Alman bir babası, İngiliz bir annesi olan Hunt'ın kariyeri her zaman bu kadar parlak değildi ve hatta bir dönem bitme noktasına kadar gelmişti. Genç yaşlarda yeteneğini kimse inkar etmiyorken, saha dışındaki tavırları nedeniyle bir çok kez gazetelere manşet olan Hunt, uslanmak istemiyordu. Özellikle yerel basın Hunt'ın ağır ceza alması ve hatta kovulması yönünde baskılar yapsa da teknik direktör Thomas Schaaf ve menajer Klaus Allofs yetenekli oyuncundan vazgeçmeyip, hem eski bir futbolcu, hem de kulübün piskoloğu olan Uwe Harttgen'e teslim etti.

Harttgen'in uzun soluklu katkılarıyla farklı bir kişiliğe bürünen Hunt, bir dönemden sonra sadece futbolu ile gündeme gelmeye başladı. Barcelona ile oynanan bir Şampiyonlar Ligi maçında Schaaf sürpriz bir karar imza atıp, Hunt'ı sol kanatta oynatınca, şaşıran sadece Almanlar değil, Katalanlar da olmuştu. Barcelona sağbeki Oleguer'i adeta yerle bir eden Hunt'a Barcelona Teknik Direktörü Frank Rijkaard, Lilian Thuram'ı oyuna alarak müdahale etti ve biraz olsun ilk kez Şampiyonlar Ligi'nde boy gösteren yeteneği durdurabildi.

Hunt'ın bu çıkışı devam etti. Ancak 2007 yılında meydana gelen ağır diz sakatlığı genç oyuncuyu tam 7 ay futboldan uzaklaştırdı. Sakatlığı bir türlü çözülemiyordu, bir çok uzmana görüşüne rağmen müdahale dahi edilemiyordu, ancak Hunt o dönemde gayret gösterip, sahalara dönmeyi başardı. O günlerde sadece sahalara dönüşü değiştirmedi hayatını. Rehabilitasyon sırasında aynı merkezde çalışan Semra Polatgil isimli bir Türk ile tanışan Hunt, hayatının arkadaşını da bulmuştu. Polatgil hem okuyor, hem de futbol oynuyordu ve Hunt ile aynı sorunu yaşıyordu. Bir diz sakatlığı onun da futbol hayatını tehlikeye atmış ve hatta kısa süre sonra bitirmişti. En zor günlerinde tanışan ikili 2010 yılında evlendi. "Maçlarımı evde beraber tekrar izliyoruz ve beni en çok o eleştiriyor" diyen Hunt, eşinin futbol bilgisine çok güveniyor, keza Semra Hunt A Lisanslı bir futbol antrenörü ve altyapı düzeyinde takım çalıştırmış bir uzman.

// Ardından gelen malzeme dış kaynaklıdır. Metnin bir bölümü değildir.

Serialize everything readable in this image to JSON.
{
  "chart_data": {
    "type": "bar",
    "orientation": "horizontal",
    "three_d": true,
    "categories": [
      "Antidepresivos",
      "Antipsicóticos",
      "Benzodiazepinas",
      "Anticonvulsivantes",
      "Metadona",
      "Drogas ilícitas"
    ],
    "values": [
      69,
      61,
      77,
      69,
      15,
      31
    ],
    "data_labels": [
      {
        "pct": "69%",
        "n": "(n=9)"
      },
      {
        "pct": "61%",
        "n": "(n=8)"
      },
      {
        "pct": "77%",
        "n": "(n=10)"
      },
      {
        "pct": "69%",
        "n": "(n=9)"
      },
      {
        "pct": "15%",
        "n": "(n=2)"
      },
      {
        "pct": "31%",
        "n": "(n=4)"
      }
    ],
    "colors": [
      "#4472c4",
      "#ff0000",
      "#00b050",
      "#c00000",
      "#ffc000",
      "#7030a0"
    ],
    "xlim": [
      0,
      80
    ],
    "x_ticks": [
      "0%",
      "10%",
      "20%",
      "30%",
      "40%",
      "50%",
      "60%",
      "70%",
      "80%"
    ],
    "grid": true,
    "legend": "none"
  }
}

Aaron Hunt için bir dönüm noktası da Thomas Schaaf sonrası Robin Dutt'un göreve gelmesi oldu. Yıllardır 10 numara mevkiinde forma giymek isteyen, ancak Mesut, Micoud gibi oyuncuların var oluşu nedeniyle oraya bir türlü monte edilemeyen Hunt, Dutt ile birlikte umduğunu buldu ve o mevkide Bremen'in beyni ve en önemli silahı oldu kısa sürede. Kanatlarda ve forvet arkasında da oynayabilen Hunt, tekrar çağrıldığı Alman Milli Takımı'nda da forvet arkasında forma giydi. Manuel Fernandes'in muhtemel gidişiyle açılacak olan boşluğu Hunt doldurabilir ve belki de aidiyet duygusuyla Portekizli yıldızdan çok daha fazlasını verebilir.